Peter Phillips

Musical rivalries

issue 29 December 2012

Donald Greig’s first novel is a fluent knitting together of three distinct worlds: American musical academia, London professional singing and the life of a 15th-century composer. It is also something of a whodunnit, involving secret codes in combustible medieval manuscripts alongside skullduggery between some very famous historical characters.

If this sounds like a remake of The Name of the Rose, it is a lot funnier. Greig is at pains to say that all the musicologists he knows are genuinely effective people, but one would be forgiven for doubting it if his main character is anything to go by. Over-earnest academics are sitting targets, of course, but the fall and rise of this one is a delight to follow.

Greig has a gift for drawing characters as much as he has for pacing his set-pieces. All three of the worlds he sketches ring true, but of the three it was surely the one set in the 15th century which was the hardest to recreate. Here he tells the story of a (fictitious) 34-voice canon which the great Flemish composer Johannes Ockeghem wrote as his swan song, as described in the diary of one of his former choirboys, remembering the facts of the case in later life.

Time Will Tell turns on the jealous nature of the equally significant Flemish composer, Josquin des Prèz, and the destructive consequences of this on Ockeghem’s masterpiece. Greig has caught the style of his late-medieval diarist as expertly as he has created the world of his present-day singers as they travel from gig to gig, falling in love, arguing, eating and drinking, following the cricket at all times of the day and night, just as singers do.

It is as a study in character that this thriller should be enjoyed, not as an academic by-product. Nonetheless, given the care with which Greig has drawn his background, I wonder how he managed to misidentify the Josquin mass whose third Agnus involves retrograde canon.

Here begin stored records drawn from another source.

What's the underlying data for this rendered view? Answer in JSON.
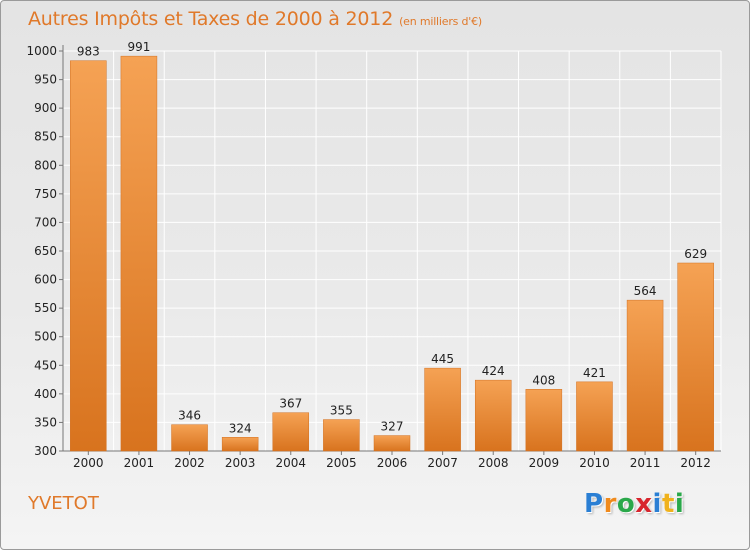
{
  "header": {
    "title": "Autres Impôts et Taxes de 2000 à 2012",
    "subtitle": "(en milliers d'€)"
  },
  "footer": {
    "city": "YVETOT",
    "logo_letters": [
      "P",
      "r",
      "o",
      "x",
      "i",
      "t",
      "i"
    ],
    "logo_colors": [
      "#2a7fd4",
      "#f08a1c",
      "#2aa84a",
      "#d8262e",
      "#2a7fd4",
      "#f0b21c",
      "#2aa84a"
    ]
  },
  "colors": {
    "accent": "#e0792a",
    "bar_top": "#f5a254",
    "bar_bottom": "#d8731e",
    "grid": "#ffffff"
  },
  "chart_data": {
    "type": "bar",
    "categories": [
      "2000",
      "2001",
      "2002",
      "2003",
      "2004",
      "2005",
      "2006",
      "2007",
      "2008",
      "2009",
      "2010",
      "2011",
      "2012"
    ],
    "values": [
      983,
      991,
      346,
      324,
      367,
      355,
      327,
      445,
      424,
      408,
      421,
      564,
      629
    ],
    "ylim": [
      300,
      1000
    ],
    "yticks": [
      300,
      350,
      400,
      450,
      500,
      550,
      600,
      650,
      700,
      750,
      800,
      850,
      900,
      950,
      1000
    ],
    "grid": true
  }
}
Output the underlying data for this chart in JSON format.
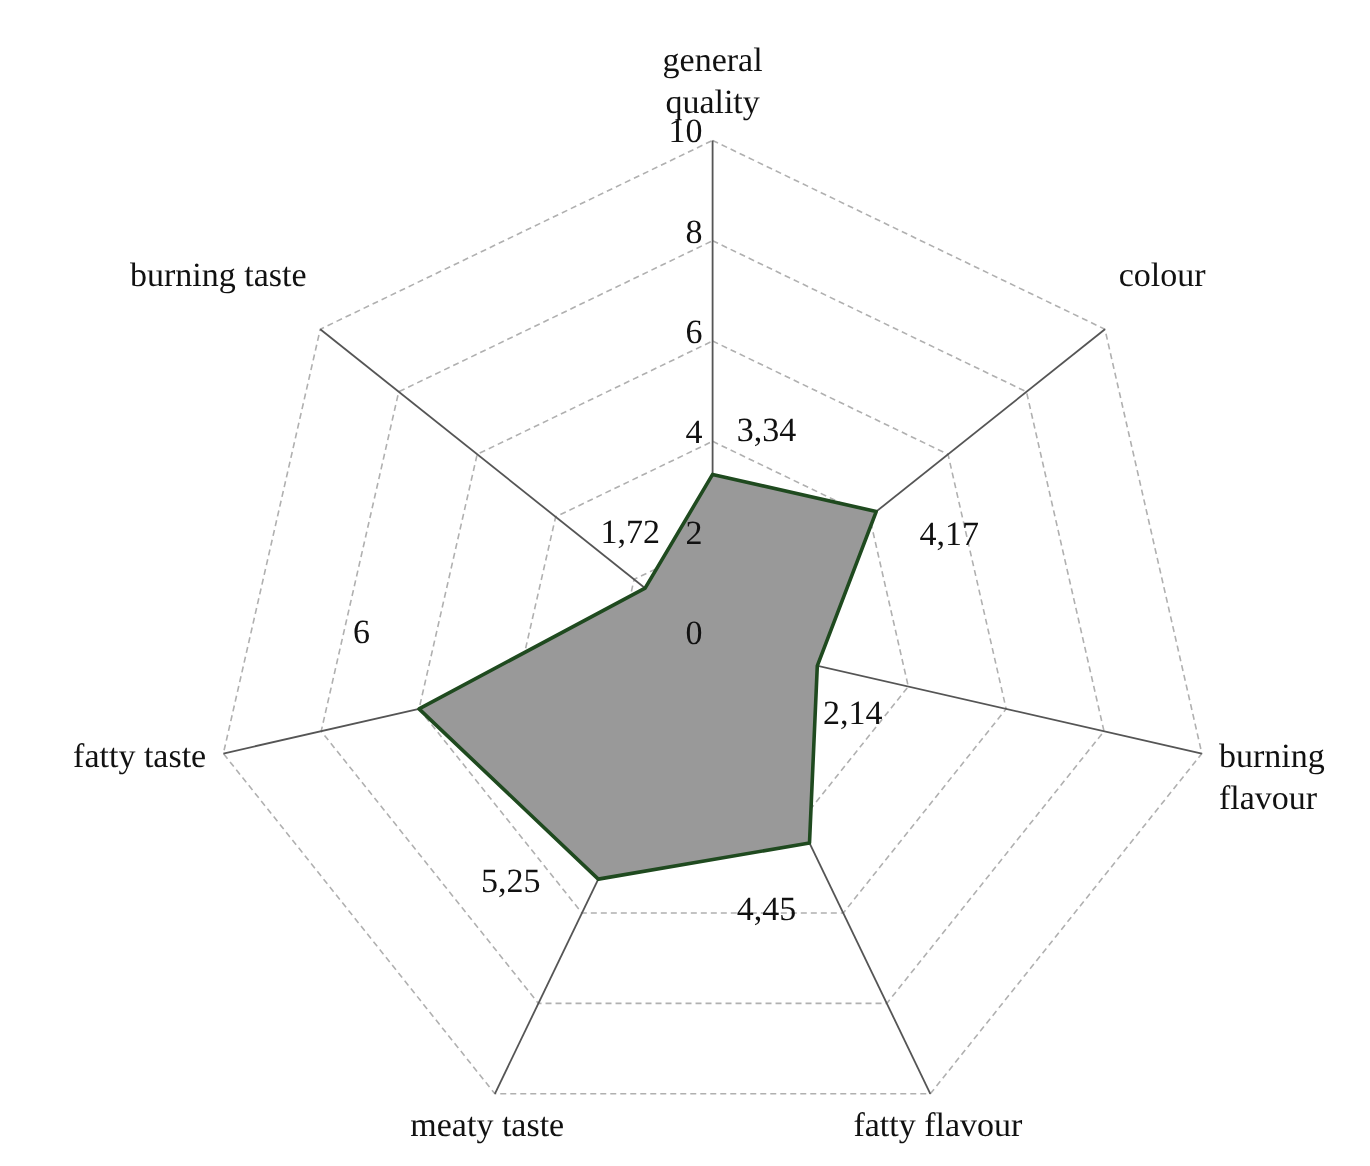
{
  "chart_data": {
    "type": "radar",
    "categories": [
      "general\nquality",
      "colour",
      "burning\nflavour",
      "fatty flavour",
      "meaty taste",
      "fatty taste",
      "burning taste"
    ],
    "series": [
      {
        "color": "#999999",
        "values": [
          3.34,
          4.17,
          2.14,
          4.45,
          5.25,
          6,
          1.72
        ],
        "value_labels": [
          "3,34",
          "4,17",
          "2,14",
          "4,45",
          "5,25",
          "6",
          "1,72"
        ]
      }
    ],
    "ylim": [
      0,
      10
    ],
    "yticks": [
      0,
      2,
      4,
      6,
      8,
      10
    ],
    "grid": true,
    "line_style": "solid"
  }
}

I wonder also whether it is satisfactory to trash the character of a very great musician, on essentially no historical evidence, for fictional purposes. And is it then disingenuous to claim that a book which includes historical characters is entirely fictional? Portraying Josquin as such a villain that a class of modern students is turned against his music makes me uneasy, though his aggressive character clearly adds bite to the narrative.

In the end, however, I shall savour this book for its description of what can happen when professional singers meet equally professional academics, both sides assuming as if by divine right that they know all about the music they are sharing. This is exactly how it is.